The F-21 Will Have F-35 Power (But There's A Big Problem)
David Axe
Security, Americas
Will India want to even buy it?
Now New Delhi wants to spend around $18 billion acquiring 110 new fighters to replace the old MiGs. The new planes would fly alongside European-designed Jaguars, French Mirage 2000s and Rafales, Russian MiG-29s and Su-30s and India's own indigenous Tejas fighter in what Lockheed described as "the world’s largest fighter aircraft ecosystem."
Lockheed Martin is developing a new variant of its iconic F-16 single-engine fighter in order to compete in India’s 2019 tender for 110 new warplanes.
(This first appeared in May.)
But don’t count on the American firm’s “F-21” to win the contract.
According to journalist Angad Singh, the likely winner is French company Dassault’s Rafale twin-engine fighter.
Singh explains his rationale in the May 2019 issue of Combat Aircraft magazine. India previously ordered 36 Rafales as part of an earlier fighter tender. “With 36 aircraft already on order and the infrastructure in place for an additional 36, a case could certainly be made that training, basing and sustainment costs for additional aircraft would not be an impossible burden.”
Other candidates for the Indian tender are the Saab Gripen from Sweden, the European Eurofighter Typhoon, the MiG-35 from Russia and the Boeing Super Hornet from the United States.
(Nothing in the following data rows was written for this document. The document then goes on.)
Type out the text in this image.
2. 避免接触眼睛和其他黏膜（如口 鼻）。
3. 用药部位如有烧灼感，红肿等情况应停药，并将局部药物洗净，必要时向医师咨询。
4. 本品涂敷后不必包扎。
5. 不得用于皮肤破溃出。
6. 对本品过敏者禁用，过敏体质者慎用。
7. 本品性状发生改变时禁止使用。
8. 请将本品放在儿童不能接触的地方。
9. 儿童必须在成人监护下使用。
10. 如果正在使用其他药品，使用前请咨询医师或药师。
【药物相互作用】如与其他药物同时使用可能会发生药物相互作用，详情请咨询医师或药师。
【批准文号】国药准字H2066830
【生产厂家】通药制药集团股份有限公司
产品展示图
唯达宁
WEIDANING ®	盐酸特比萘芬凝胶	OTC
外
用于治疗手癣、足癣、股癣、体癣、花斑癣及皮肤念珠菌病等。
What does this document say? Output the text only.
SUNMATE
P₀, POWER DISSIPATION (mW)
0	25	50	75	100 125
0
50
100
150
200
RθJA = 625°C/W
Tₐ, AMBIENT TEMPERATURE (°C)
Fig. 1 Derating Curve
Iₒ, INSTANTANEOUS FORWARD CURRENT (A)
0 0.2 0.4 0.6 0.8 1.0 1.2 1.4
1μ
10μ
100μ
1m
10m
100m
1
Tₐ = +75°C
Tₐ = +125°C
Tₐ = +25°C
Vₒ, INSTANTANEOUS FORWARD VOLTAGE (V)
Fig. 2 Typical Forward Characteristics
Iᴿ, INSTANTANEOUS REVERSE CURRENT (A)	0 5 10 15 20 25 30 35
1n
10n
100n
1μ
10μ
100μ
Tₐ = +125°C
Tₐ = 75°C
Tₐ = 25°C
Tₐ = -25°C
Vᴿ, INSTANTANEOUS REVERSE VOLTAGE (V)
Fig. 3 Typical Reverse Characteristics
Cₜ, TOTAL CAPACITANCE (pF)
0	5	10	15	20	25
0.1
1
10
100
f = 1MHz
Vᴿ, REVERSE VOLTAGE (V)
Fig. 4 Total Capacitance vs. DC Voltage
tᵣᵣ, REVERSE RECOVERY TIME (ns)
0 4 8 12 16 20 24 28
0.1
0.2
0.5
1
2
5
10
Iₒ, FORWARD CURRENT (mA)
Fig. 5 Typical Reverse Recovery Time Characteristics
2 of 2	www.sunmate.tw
Whichever fighter New Delhi selects, it needs the new jets now, according to Singh.
“The government-approved strength of the Indian Air Force, given the country’s well-publicized security scenario and the possibility of a ‘two-front’ threat of combined Pakistani and Chinese air action to the west and northeast, is 42 fighter squadrons,” Singh writes.
“There is little clarity on how this exact number was arrived at, but nonetheless, the IAF hasn’t come close to this strength for two decades, and has never approached anything near a force entirely equipped with modern aircraft.”